That's what they are doing. The "charge what they want" isn't a bunch of execs going "I know, we'll charge £6k next increase, we'll all make loads!"
The cap is set based on the cost to serve the average user. It covers the cost of buying the electricity units and amount of gas, the cost of running bulb and other failed suppliers (because the cap before want high enough for them to survive), policy costs like the green levy's, profit which is about 2% and why they exist in the first place, and the network costs of getting the supply to you in the first place, and maintaining that supply. Easy for those profits to be wiped out if people use more than expected and tbey need to buy extra energy to cover but price has rocketed. The cap exists to stop them saying it'll be £8k for the svr and making 30% profit margins.
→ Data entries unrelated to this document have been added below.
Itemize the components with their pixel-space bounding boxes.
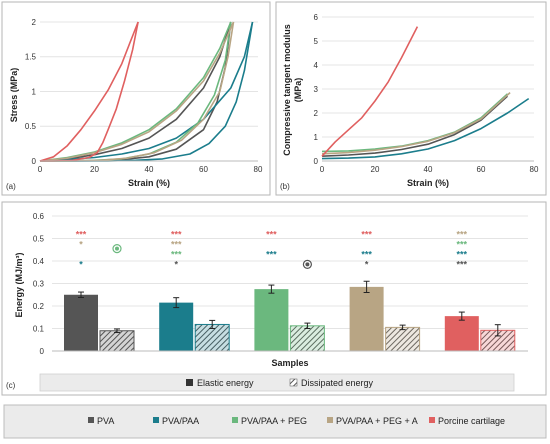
b-curve-pva-paa-peg xyxy=(321,93,509,153)
c-dissipated-significance-dot xyxy=(305,262,310,267)
b-ytick-label: 1 xyxy=(314,133,319,142)
a-xlabel: Strain (%) xyxy=(128,178,170,188)
legend-swatch-pva-paa-peg-a xyxy=(327,417,333,423)
c-significance-marker: *** xyxy=(266,229,277,239)
c-bar-tint-pva-paa-peg xyxy=(290,325,325,351)
panel-a-frame xyxy=(1,1,271,196)
b-ytick-label: 5 xyxy=(314,37,319,46)
legend-label-porcine-cartilage: Porcine cartilage xyxy=(438,416,505,426)
c-bar-pva-paa-elastic xyxy=(159,302,194,351)
c-bar-pva-paa-peg-a-elastic xyxy=(349,286,384,351)
a-xtick-label: 20 xyxy=(90,165,99,174)
b-curve-porcine-cartilage xyxy=(321,26,419,157)
b-xtick-label: 40 xyxy=(424,165,433,174)
c-ytick-label: 0.6 xyxy=(33,212,45,221)
legend-label-pva: PVA xyxy=(97,416,114,426)
b-curve-pva-paa xyxy=(321,97,530,160)
b-ylabel-line1: Compressive tangent modulus xyxy=(282,24,292,156)
c-xlabel: Samples xyxy=(271,358,308,368)
c-significance-marker: *** xyxy=(361,229,372,239)
b-ylabel-line2: (MPa) xyxy=(293,78,303,103)
b-xtick-label: 60 xyxy=(477,165,486,174)
c-dissipated-significance-dot xyxy=(115,246,119,251)
legend-frame xyxy=(3,404,547,439)
c-ytick-label: 0.4 xyxy=(33,257,45,266)
c-ytick-label: 0.1 xyxy=(33,325,45,334)
legend-label-pva-paa-peg: PVA/PAA + PEG xyxy=(241,416,307,426)
c-bar-tint-porcine-cartilage xyxy=(480,330,515,351)
c-ytick-label: 0 xyxy=(40,347,45,356)
c-ytick-label: 0.2 xyxy=(33,302,45,311)
b-ytick-label: 4 xyxy=(314,61,319,70)
c-bar-pva-paa-peg-dissipated xyxy=(289,325,325,352)
c-ytick-label: 0.3 xyxy=(33,280,45,289)
legend-swatch-pva-paa xyxy=(153,417,159,423)
c-legend-dissipated: Dissipated energy xyxy=(301,378,374,388)
c-bar-pva-elastic xyxy=(64,294,98,351)
c-bar-pva-paa-peg-elastic xyxy=(254,289,289,351)
b-xlabel: Strain (%) xyxy=(407,178,449,188)
c-bar-tint-pva xyxy=(100,330,134,351)
c-significance-marker: * xyxy=(174,259,178,269)
c-significance-marker: *** xyxy=(457,259,468,269)
b-xtick-label: 0 xyxy=(320,165,325,174)
c-significance-marker: *** xyxy=(361,249,372,259)
c-legend-elastic: Elastic energy xyxy=(197,378,254,388)
legend-swatch-pva-paa-peg xyxy=(232,417,238,423)
b-curve-pva xyxy=(321,95,509,157)
c-significance-marker: *** xyxy=(76,229,87,239)
c-panel-label: (c) xyxy=(6,381,16,390)
c-significance-marker: * xyxy=(79,239,83,249)
c-bar-tint-pva-paa-peg-a xyxy=(385,327,420,351)
b-ytick-label: 3 xyxy=(314,85,319,94)
a-curve-pva-paa-peg-a xyxy=(39,21,235,162)
a-ytick-label: 0 xyxy=(32,157,37,166)
a-curve-pva xyxy=(39,21,232,162)
a-ytick-label: 1 xyxy=(32,87,37,96)
c-legend-box xyxy=(39,373,515,392)
b-ytick-label: 2 xyxy=(314,109,319,118)
a-ytick-label: 0.5 xyxy=(25,122,37,131)
panel-c-frame xyxy=(1,201,547,396)
panel-b-frame xyxy=(275,1,547,196)
a-ylabel: Stress (MPa) xyxy=(9,68,19,123)
panel-a-stress-strain: 0 20 40 60 80 0 0.5 1 1.5 2 Strain (%) Stress (M… xyxy=(6,18,263,191)
a-xtick-label: 80 xyxy=(254,165,263,174)
legend: PVA PVA/PAA PVA/PAA + PEG PVA/PAA + PEG + A… xyxy=(88,416,505,426)
c-significance-marker: *** xyxy=(457,249,468,259)
b-xtick-label: 80 xyxy=(530,165,539,174)
a-ytick-label: 1.5 xyxy=(25,53,37,62)
c-bar-porcine-cartilage-elastic xyxy=(444,316,479,351)
c-ylabel: Energy (MJ/m³) xyxy=(14,252,24,317)
c-significance-marker: *** xyxy=(171,239,182,249)
a-xtick-label: 0 xyxy=(38,165,43,174)
a-panel-label: (a) xyxy=(6,182,16,191)
c-significance-marker: *** xyxy=(457,239,468,249)
c-significance-marker: *** xyxy=(171,229,182,239)
c-significance-marker: *** xyxy=(457,229,468,239)
b-ytick-label: 0 xyxy=(314,157,319,166)
b-xtick-label: 20 xyxy=(371,165,380,174)
b-ytick-label: 6 xyxy=(314,13,319,22)
legend-swatch-pva xyxy=(88,417,94,423)
c-legend-swatch-dissipated xyxy=(289,378,298,387)
b-panel-label: (b) xyxy=(280,182,290,191)
c-significance-marker: *** xyxy=(171,249,182,259)
a-xtick-label: 60 xyxy=(199,165,208,174)
legend-swatch-porcine-cartilage xyxy=(429,417,435,423)
c-significance-marker: * xyxy=(79,259,83,269)
panel-b-tangent-modulus: 0 20 40 60 80 0 1 2 3 4 5 6 Strain (%) Compressive… xyxy=(280,13,539,191)
b-curve-pva-paa-peg-a xyxy=(321,92,511,155)
a-xtick-label: 40 xyxy=(145,165,154,174)
a-ytick-label: 2 xyxy=(32,18,37,27)
panel-c-energy-bars: ****************************************… xyxy=(6,212,528,392)
legend-label-pva-paa-peg-a: PVA/PAA + PEG + A xyxy=(336,416,418,426)
c-ytick-label: 0.5 xyxy=(33,235,45,244)
legend-label-pva-paa: PVA/PAA xyxy=(162,416,199,426)
a-curve-porcine-cartilage xyxy=(39,21,139,162)
c-significance-marker: *** xyxy=(266,249,277,259)
c-significance-marker: * xyxy=(365,259,369,269)
c-legend-swatch-elastic xyxy=(186,379,193,386)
Running at a 1.9% profit margin is wafer thin. When people say freeze the cap etc, need to consider how that will be paid for because that delta will need funding - they'll still have to buy the energy at market rates so if they can't bill you for it, who pays? The treasury? Plus there will then be a number of people trying to control bills who have taken the fix like you have mentioned, so would then be locked into an expensive deal with exit fees of £300 or so to get out so how do you support them?
You're looking at a fix so what you're seeing is the likely realistic cost at current prices to allow them to buy ahead based in your usage, and gamble that there will be more increases to make it worth locking in. Your other option is to remain on svr which will be initially a lot lower than that but who knows which direction it will go in?
It's crap and I've no idea how lower income people are flint to survive it, something needs doing but needs some fresh ideas. Or a huge pot of cash.